Christine Thompson, one of the Chesapeake plaintiffs, said she and like-minded parents originally planned to sue only their school board — which was leaning toward making masks optional even before Youngkin’s executive order, she said. But when Youngkin signed his mask-optional order on Jan. 15, they decided to target the governor himself in the state Supreme Court, hoping for a quick resolution.

“This was not political,” Thompson said. “This is all about keeping our families safe.”

Steven Emmert, a partner at Sykes, Bourdon, Ahern & Levy who analyzes appellate decisions in Virginia, said the Chesapeake plaintiffs “have a very plausible claim” that Youngkin’s order violates the state law requiring compliance with federal guidelines. But he said there is a strong possibility the court decides that suit without addressing issues of constitutionality, as is its typical preference.

That would allow the school boards’ suit to proceed in Arlington court, although Emmert said he is unsure whether a county circuit court could issue a statewide injunction.

Pekarsky of the Fairfax board said that masking, combined with other precautions, has kept students learning safely in person throughout this academic year. She said the district has not once been forced to shut down a school because of high transmission of coronavirus cases.

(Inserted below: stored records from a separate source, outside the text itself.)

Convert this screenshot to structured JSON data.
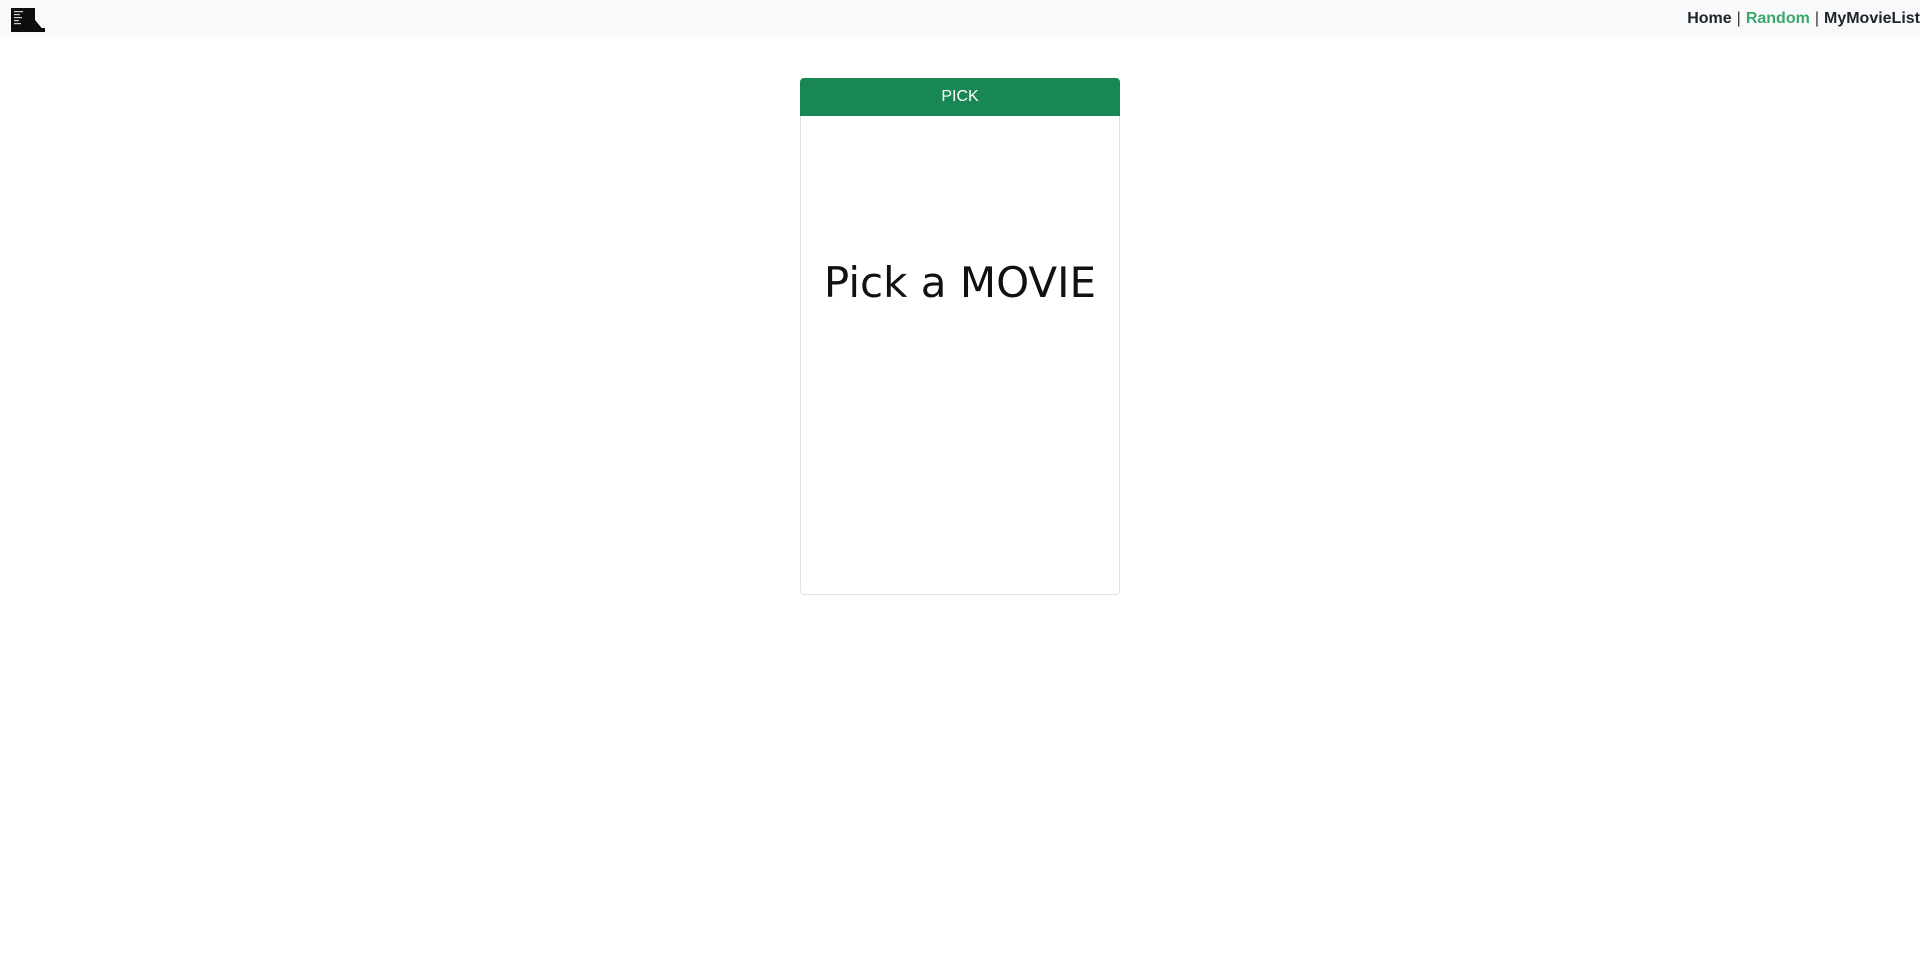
{
  "navbar": {
    "logo_icon": "film-logo-icon",
    "links": [
      {
        "label": "Home",
        "active": false
      },
      {
        "label": "Random",
        "active": true
      },
      {
        "label": "MyMovieList",
        "active": false
      }
    ],
    "separator": "|",
    "active_color": "#3aa86b",
    "background": "#f8f9fa"
  },
  "main": {
    "pick_button_label": "PICK",
    "pick_button_color": "#198754",
    "placeholder_text": "Pick a MOVIE"
  }
}
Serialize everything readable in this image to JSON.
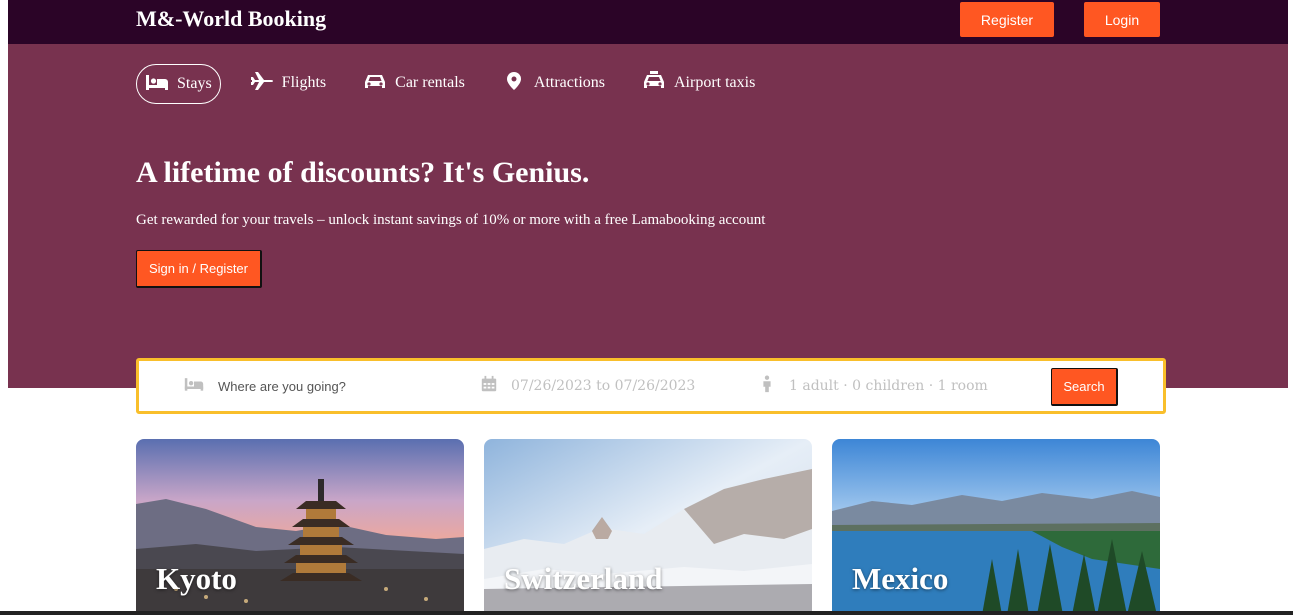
{
  "header": {
    "brand": "M&-World Booking",
    "register_label": "Register",
    "login_label": "Login"
  },
  "nav": {
    "items": [
      {
        "label": "Stays",
        "icon": "bed-icon",
        "active": true
      },
      {
        "label": "Flights",
        "icon": "plane-icon",
        "active": false
      },
      {
        "label": "Car rentals",
        "icon": "car-icon",
        "active": false
      },
      {
        "label": "Attractions",
        "icon": "location-pin-icon",
        "active": false
      },
      {
        "label": "Airport taxis",
        "icon": "taxi-icon",
        "active": false
      }
    ]
  },
  "hero": {
    "title": "A lifetime of discounts? It's Genius.",
    "description": "Get rewarded for your travels – unlock instant savings of 10% or more with a free Lamabooking account",
    "signin_label": "Sign in / Register"
  },
  "search": {
    "destination_placeholder": "Where are you going?",
    "dates": "07/26/2023 to 07/26/2023",
    "guests": "1 adult · 0 children · 1 room",
    "button_label": "Search"
  },
  "featured": [
    {
      "title": "Kyoto"
    },
    {
      "title": "Switzerland"
    },
    {
      "title": "Mexico"
    }
  ],
  "colors": {
    "topbar": "#2b0427",
    "hero": "#78324f",
    "accent": "#ff5722",
    "search_border": "#f9bf2b"
  }
}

Youngkin’s predecessor, Ralph Northam (D), issued a public health order last summer requiring masking inside schools — which bears superficial similarity, Pekarsky acknowledged, to Youngkin’s attempt to tell school districts what to do about masking.

But Pekarsky said Northam’s order was acceptable because it did not go against what Fairfax had already decided to do — require masks — or against federal health guidance or Virginia state law.

Northam’s mask mandate “was in accordance with what we needed to do to keep our students safe,” she said.

Pekarsky said her message to parents who do not want to mask their children at school is to have patience. She said that Fairfax wants to find an “off-ramp for masks” but that the board is unwilling to jeopardize student and staff safety.

State Sen. Chap Petersen (D-Fairfax City) also called for a mask “off ramp” in a message to constituents Monday, although he said he views Youngkin’s order as unconstitutional and does not support it.

“All I’m saying is — and I don’t see how anyone can disagree with this — we’re not going to have masks forever,” Petersen said in an interview.

 ‘A political divide’

Drastically different emotions and experiences unspooled in Loudoun over the course of the day Monday, reflecting deep divisions both in pandemic-era Virginia and in the nation.

In one part of the county, 10-year-old Noah Rafalski began the day by asking a friend to walk into Banneker Elementary beside him. Both were maskless and thought walking together would boost their courage.

Once inside, Rafalski, a fifth-grader, was pulled aside by the principal and left mostly alone in a room for about an hour, he said. Adults told him he could go to class if he put on a mask, but he decided to stay put.

“I was trying to hope,” Noah said. “But I just got fed up.”

Eventually his mom, Megan Rafalski, came to pick him up early.

Elsewhere in Loudoun, parent Jeanne Meyer began the day by sending a warning message to her daughter’s school administrators: “My child is authorized for early dismissal … today if she feels there is too large a population of maskless fellow students.”

But as the day stretched on, the 17-year-old never called to request a pickup. And after arriving home, the teen said all the other students stayed masked. Meyer was thrilled.

“I do understand other parts of the county might have had different experiences,” she said. “There is a little bit of a political divide.”

Rachel Weiner and Laura Vozzella contributed to this report.